Roast Turkey (Breast)

Roasting a whole turkey didn’t make sense for our Neudeck Thanksgiving. I didn’t want a bird taking up precious oven space for hours and hours. After all, I still had sides to heat up. Instead, I cooked turkey breasts and found it to be a super easy (and delicious) solution. Sorry dark meat lovers.

I cooked up 4 half breasts of turkey – that should feed about 12 people. They’re often sold as half breasts instead of full breasts because this ain’t chicken. These birds a big girls. If you do find it as a full breast, simply cut it in half around the bone. To prepare, most recipes will tell you to use a roasting pan, which elevates the meat on a rack. I don’t have a roasting pan so I stumbled onto a new way of cooking it that I highly recommend. Layer a Pyrex baking dish with thickly sliced onions. (I used 3 onions and two Pyrex dishes for the 4 half breasts.) This basically creates the rack (aka elevation) that you’d have if using a roasting pan…except with flavor. Cover the onions with white wine (1/3 to 1/2 bottle – Chardonnay works well). Place your turkey on the bed of wine-y onions and pull the skin so it covers as much as possible. Melt a stick of butter and pour over the turkey. Finally, sprinkle herbs de Provence over the whole thing.

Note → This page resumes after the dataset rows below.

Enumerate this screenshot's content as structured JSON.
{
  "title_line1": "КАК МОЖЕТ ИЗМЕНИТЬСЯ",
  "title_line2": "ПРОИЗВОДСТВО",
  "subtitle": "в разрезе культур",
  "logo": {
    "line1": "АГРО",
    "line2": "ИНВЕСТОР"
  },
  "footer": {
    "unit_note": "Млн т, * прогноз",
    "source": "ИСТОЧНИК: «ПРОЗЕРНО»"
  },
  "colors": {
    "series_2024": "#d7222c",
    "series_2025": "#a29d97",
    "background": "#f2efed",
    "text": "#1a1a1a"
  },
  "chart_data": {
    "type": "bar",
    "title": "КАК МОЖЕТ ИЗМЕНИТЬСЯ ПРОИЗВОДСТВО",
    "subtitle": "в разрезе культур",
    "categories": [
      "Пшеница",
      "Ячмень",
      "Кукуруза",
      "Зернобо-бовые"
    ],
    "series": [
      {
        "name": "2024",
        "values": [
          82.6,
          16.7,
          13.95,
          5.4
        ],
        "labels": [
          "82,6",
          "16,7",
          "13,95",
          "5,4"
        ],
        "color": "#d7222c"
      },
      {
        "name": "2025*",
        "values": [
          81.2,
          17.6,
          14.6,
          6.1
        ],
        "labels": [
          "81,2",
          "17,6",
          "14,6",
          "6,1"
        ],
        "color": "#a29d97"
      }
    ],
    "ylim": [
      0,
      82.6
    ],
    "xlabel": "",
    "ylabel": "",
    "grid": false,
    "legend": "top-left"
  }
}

Before popping it in the oven

While you’re prepping the whole thing, crank the heat way up on the oven – to 450 degrees. Once it’s done preheating, stick the turkey in there and immediately reduce the heat to 350. Cook for an hour (it should be 165-185 on a meat thermometer). Take it out and let it rest for 15-20 min. Then carve it up, salt it, and plate it with the onions. Pour the wine sauce into a bowl to use as a gravy. If you’d like, you could thicken it up and turn it into a true gravy by whisking it in a saucepan with some flour. I was happy with it as a bright sauce, but to each their own.

Cooked!

Having that pool of wine in the bottom of the dish basically creates a steam oven. That keeps your turkey soooooo tender and moist AND does so with so much yummy wine flavor. The skin doesn’t get too crispy in this homemade steam oven (though you could leave it in the oven a bit longer to keep browning), but it’s worth it to get the meat so juicy. The more you pull the skin before cooking, the thinner it will he and the better chance of it getting brown and crispy – so stretch that skin!

The whole thing, including prep and resting time took an hour and a half. That’s significantly less time than roasting a whole turkey. I actually recommend this for any Thanksgiving (especially if paired with a spiral ham), but it seems like it would work particularly well for a Friendsgiving fest. I was sooo intimidated by turkey, but not only was it easy, it was yummers. The proof: two people we cooked for ended up not showing up and yet we still had almost no leftovers.